Jejakfakta.com, MAKASSAR - Dalam tindakan keras yang signifikan terhadap perdagangan kosmetik ilegal, Kepolisian Daerah Sulawesi Selatan telah menangkap tiga pemilik skincare terkemuka yang beroperasi di Makassar. Sementara satu tersangka telah ditahan, dua lainnya saat ini dirawat di rumah sakit karena komplikasi kesehatan.
Kabid Humas Polda Sulsel, Kombes Pol. Didik Supranoto, membenarkan bahwa Mustadi Dg Sila alias M Dg S, pemilik FF Kosmetik, kini ditahan di rumah tahanan Polda Sulsel.

Sementara itu, Agus Salim alias AS dan Mira Hayati alias MH, pemilik merek skincare lainnya, sedang menjalani perawatan medis di Rumah Sakit Ibnu Sina dan Rumah Sakit Permata Hati Wanita dan Anak, masing-masing.

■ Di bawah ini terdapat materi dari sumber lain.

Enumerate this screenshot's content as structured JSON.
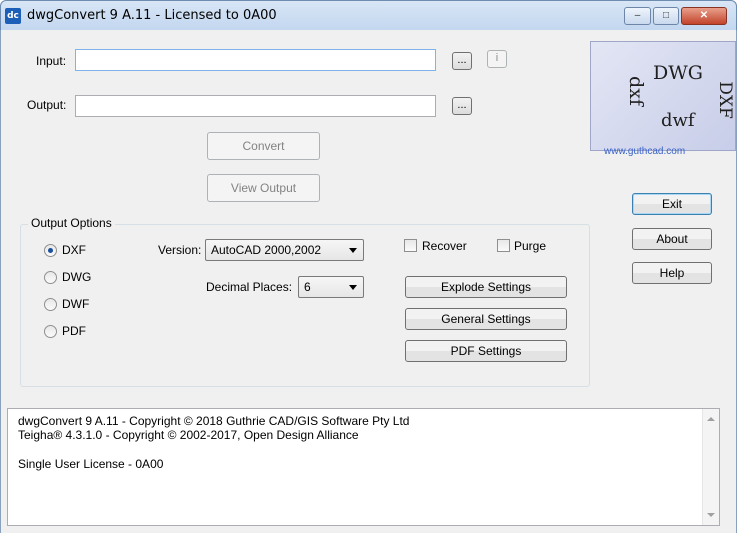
{
  "window": {
    "app_icon": "dc",
    "title": "dwgConvert 9 A.11 - Licensed to 0A00",
    "minimize_glyph": "–",
    "maximize_glyph": "□",
    "close_glyph": "✕"
  },
  "form": {
    "input_label": "Input:",
    "input_value": "",
    "browse_input_label": "...",
    "info_label": "i",
    "output_label": "Output:",
    "output_value": "",
    "browse_output_label": "...",
    "convert_label": "Convert",
    "view_output_label": "View Output"
  },
  "logo": {
    "dwg": "DWG",
    "dxf_left": "dxf",
    "dxf_right": "DXF",
    "dwf": "dwf",
    "url": "www.guthcad.com"
  },
  "side_buttons": {
    "exit": "Exit",
    "about": "About",
    "help": "Help"
  },
  "output_options": {
    "legend": "Output Options",
    "formats": [
      {
        "label": "DXF",
        "checked": true
      },
      {
        "label": "DWG",
        "checked": false
      },
      {
        "label": "DWF",
        "checked": false
      },
      {
        "label": "PDF",
        "checked": false
      }
    ],
    "version_label": "Version:",
    "version_value": "AutoCAD 2000,2002",
    "decimal_label": "Decimal Places:",
    "decimal_value": "6",
    "recover_label": "Recover",
    "purge_label": "Purge",
    "explode_settings": "Explode Settings",
    "general_settings": "General Settings",
    "pdf_settings": "PDF Settings"
  },
  "info": {
    "line1": "dwgConvert 9 A.11 - Copyright © 2018 Guthrie CAD/GIS Software Pty Ltd",
    "line2": "Teigha® 4.3.1.0 - Copyright © 2002-2017, Open Design Alliance",
    "line3": "Single User License - 0A00"
  },
  "colors": {
    "accent": "#3c7fb1",
    "radio_dot": "#1a4f9c",
    "titlebar": "#c2d6ef"
  }
}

Baca Juga : Polda Sulsel Bongkar Mafia BBM Bersubsidi, Kapal Tanker Disita dan Kerugian Negara Tembus Rp69,9 Miliar
"Tiga tersangka tersebut awalnya ditahan, namun karena alasan kesehatan, AS dan MH dipindahkan ke rumah sakit," jelas Didik.
Menurut Kapolda Sulsel, Irjen Pol Yudhiawan, berkas perkara tersebut telah lengkap dan diserahkan ke kejaksaan. "Para tersangka terancam hukuman penjara hingga 12 tahun dan denda maksimal Rp 5 miliar karena melanggar undang-undang perlindungan konsumen dan kesehatan," jelasnya.
Produk skincare ilegal tersebut, yang mengandung bahan berbahaya seperti merkuri, menimbulkan risiko kesehatan yang serius bagi konsumen, termasuk kerusakan kulit dan masalah kesehatan jangka panjang lainnya. Pihak berwenang yakin bahwa operasi tersebut berskala besar dan telah berlangsung selama beberapa waktu.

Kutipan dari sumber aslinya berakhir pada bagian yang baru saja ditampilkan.